Bert: inference time on CPU take so long

Created on 11 Feb 2019 · 7Comments · Source: google-research/bert

I fine-tuning a classification model using bert, however the inference time on CPU is so long,
I run the inference process is so long. It takes nearly 15 seconds for one call (15s is only for prediction, not for loading the model). Below is the code for the inference:

print("time 10: ", datetime.datetime.now())
result = estimator.predict(input_fn=predict_input_fn)
print("time 11: ", datetime.datetime.now())
predicts = []
i = 0
for prediction in result:
    print("time 11-1: ", datetime.datetime.now())
    probabilities = [p for p in prediction["probabilities"]]

and here is the output of time:

time 10: 2019-02-11 13:06:25.594185
time 11: 2019-02-11 13:06:25.594229
time 11-1: 2019-02-11 13:06:39.175300

How we can serve faster ?

Thank you very much.

Source

ntson2002

Most helpful comment

The idea I found is to export it as a static graph and use tensorflow serving to do the predictions. But am stuck onhow to export it. I get Couldn't find trained model at model when using estimator.export_savedmodel

anasuna on 28 Feb 2019

👍2

All 7 comments

I think tensorflow estimators reload the graph during predictions (estimator.predict(input_fn=predict_input_fn)). Therefore, you may still be including model load time during predictions. Do confirm on this.
How big is your passage? If its too big you can chunk the passage and pass the most relevant chunk as
an input to the BERT model.

kaushalshetty on 13 Feb 2019

👍2

Thank you for your comment.

I think tensorflow estimators reload the graph during predictions (estimator.predict(input_fn=predict_input_fn)). Therefore, you may still be including model load time during predictions. Do confirm on this.

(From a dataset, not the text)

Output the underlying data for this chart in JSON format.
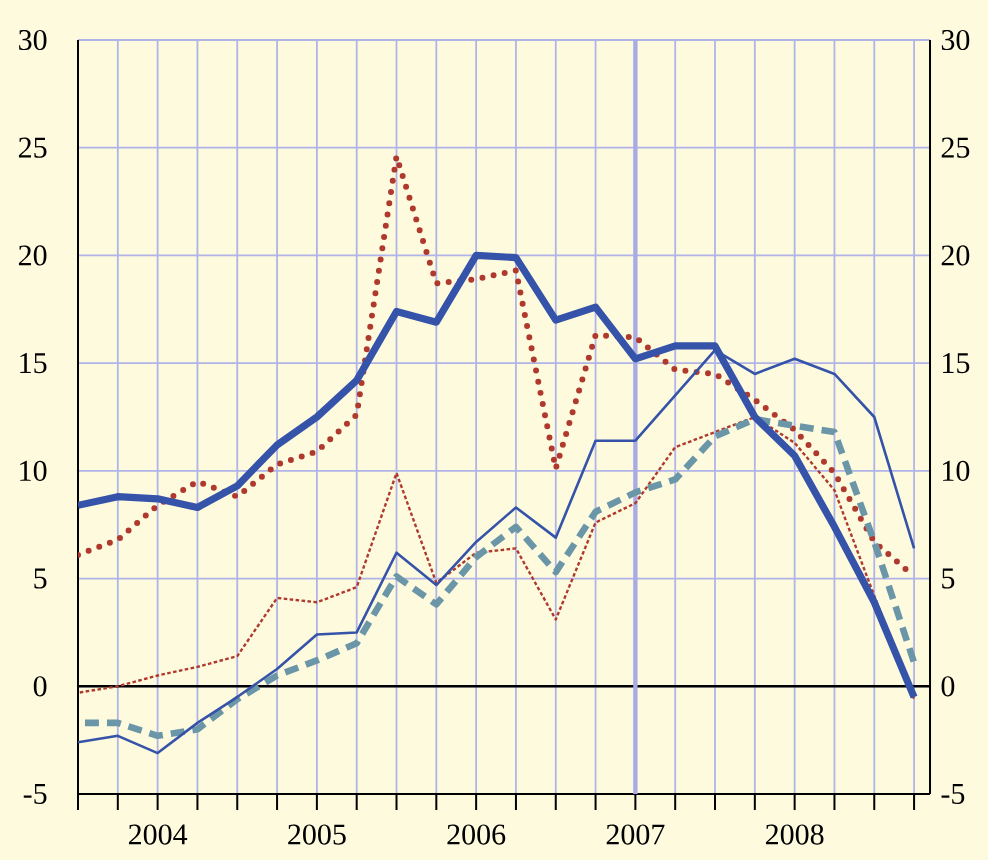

I think that is the reason for time-consuming. Do you have any idea to avoid this ?

How big is your passage? If its too big you can chunk the passage and pass the most relevant chunk as
an input to the BERT model.

My input length is 128. I think that is not too big.

ntson2002 on 13 Feb 2019

You can try pytorch implementation of BERT from this repo: https://github.com/huggingface/pytorch-pretrained-BERT. I am not very comfortable in tensorflow.

kaushalshetty on 14 Feb 2019

👍1

adjust input length and layers deep can faster than before.

susoooon on 15 Feb 2019

👍1

anasuna on 28 Feb 2019

👍2

I have sold this issue by using estimator.export_savedmodel, however, although the inference time is reduced from ~10s --> ~1-2s/time however this number is difficult for a product. Do you have any ideas on how to use BERT in production?

ntson2002 on 3 Apr 2019

👍1

can you elaborate what you did with estimator.export_savedmodel ? I am trying to do the inference stuck at "it's loading the graph everytime". I am using FLAGS.do_predict in run_classifier.py for inference.